Saturday, March 08, 2008

Standing On My Name

I just spent the first of three non-consecutive months in Milwaukee, Wisconsin. All of February on the shores of Lake Michigan. I’m artist-in-residence for the UWM’s (University of Wisconsin at Milwaukee) Center on Age & Community. I will be meeting and conversing with a range of elderly who are in the midst of varying degrees of memory loss. Going through all the eventual recordings (I’m anticipating 20 to 30 hours), I’ll create a series of short text pieces that will then become one long monologue, about an hour long, with music woven through it all. My musical collaborator this time is Paul Cebar, who’s been leading his band The Milwaukeeans for a couple decades. Popular throughout the area and with a satchel full of classic songs, his musical palette moves fluidly into other areas as well, include intimate duos and trios which manage to sound traditional and fiercely modern, some of which will form the sound of our undertaking. (see www.paulcebar.com)

The residency is for three months, and I was free to choose my schedule, with a preference on the part of the CAC that it be during the school term. So I chose February, April and October. February in particular seemed a good idea for a couple of reasons. One is that I’ve done similar projects in the past, and, fearing that I’d fall into some sort of familiar routine, thought that winter would be a way of dropping some logs onto the tracks in front of my train. The other reason is more of a poetic overlay, as the people I’ll be meeting and talking with are in the so-called winter of their lives.

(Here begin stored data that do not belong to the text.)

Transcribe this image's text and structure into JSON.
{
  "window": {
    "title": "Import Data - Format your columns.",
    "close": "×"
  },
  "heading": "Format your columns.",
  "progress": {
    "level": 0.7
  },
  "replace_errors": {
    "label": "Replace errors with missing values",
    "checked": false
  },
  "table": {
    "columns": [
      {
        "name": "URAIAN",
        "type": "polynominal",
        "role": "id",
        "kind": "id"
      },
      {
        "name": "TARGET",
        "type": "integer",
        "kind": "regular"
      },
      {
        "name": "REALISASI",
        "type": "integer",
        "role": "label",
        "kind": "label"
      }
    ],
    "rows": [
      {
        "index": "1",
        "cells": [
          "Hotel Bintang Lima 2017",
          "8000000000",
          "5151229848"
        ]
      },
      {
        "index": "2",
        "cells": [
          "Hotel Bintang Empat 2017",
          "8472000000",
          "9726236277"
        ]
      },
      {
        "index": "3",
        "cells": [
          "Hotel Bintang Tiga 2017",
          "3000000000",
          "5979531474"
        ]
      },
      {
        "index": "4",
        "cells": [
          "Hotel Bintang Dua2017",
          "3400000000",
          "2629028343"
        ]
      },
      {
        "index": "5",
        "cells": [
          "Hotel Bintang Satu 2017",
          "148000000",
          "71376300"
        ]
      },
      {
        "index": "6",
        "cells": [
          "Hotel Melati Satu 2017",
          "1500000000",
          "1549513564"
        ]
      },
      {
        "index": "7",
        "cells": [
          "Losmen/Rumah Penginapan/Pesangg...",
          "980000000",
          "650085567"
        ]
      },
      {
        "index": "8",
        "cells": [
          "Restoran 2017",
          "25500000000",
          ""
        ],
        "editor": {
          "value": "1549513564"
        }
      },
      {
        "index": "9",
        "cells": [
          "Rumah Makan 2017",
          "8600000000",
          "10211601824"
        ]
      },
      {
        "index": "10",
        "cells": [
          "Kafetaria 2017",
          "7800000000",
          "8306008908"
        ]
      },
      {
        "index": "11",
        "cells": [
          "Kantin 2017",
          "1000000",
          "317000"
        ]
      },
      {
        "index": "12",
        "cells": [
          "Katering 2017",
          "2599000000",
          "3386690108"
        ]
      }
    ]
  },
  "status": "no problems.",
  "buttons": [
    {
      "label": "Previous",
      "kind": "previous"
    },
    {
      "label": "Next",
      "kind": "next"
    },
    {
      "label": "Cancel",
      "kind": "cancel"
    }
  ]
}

Winter was in full vigor, that’s for sure. The cab driver that brought Barbara and I from the airport to our university apartment gave us a running commentary on the cityscape we traversed. He also had up-to-date statistics on the season’s heavier than usual snowfall, with 55 inches having fallen by the end of January. Well, halfway into that first week of February, another foot fell, canceling a day of my preliminary appointments. A couple more snowfalls in the following weeks, while smaller, made many side streets impossible for two cars to drive simultaneously in opposite directions, one waiting for the other to pass. However, I was using cars only intermittently, renting a Zipcar to get to the facilities were I’ll be spending time (assisted living and day centers), and it was all fine with me. This was like the winters of my youth in Erie, Pennsylvania. Also, Milwaukee, with its ethnic neighborhoods and manufacturing history, struck me as a larger, healthier, and more attractive Erie.

The nature of this project, and the fact that I’ll be talking with and recording many people who no longer have the cognitive skills to sign a release for themselves, meant that this aspect took longer to set up than my previous experiences. Additionally, a short documentary is being made about the process leading to my final work, so language reflecting that had to built into the release form. Family members, or whomever has the power of attorney, needed to sign on their behalf, which meant that I needed to fully present myself and my work to the directors or other people in charge of these programs and sites. They could then both point me in the right direction for the people I want to record, as well as knowing which ones would be the easiest to gather the releases for. This was all made easier by the fact that Anne Basting and the CAC are known and respected and my initial meetings were all set up through her office.

In the final week I gave a lecture about my work at the university and was surprised and delighted by the poster that was created for the event. Having done such things at similar institutions in the past I never expected such a cool graphic – I mean, I’m standing on my name!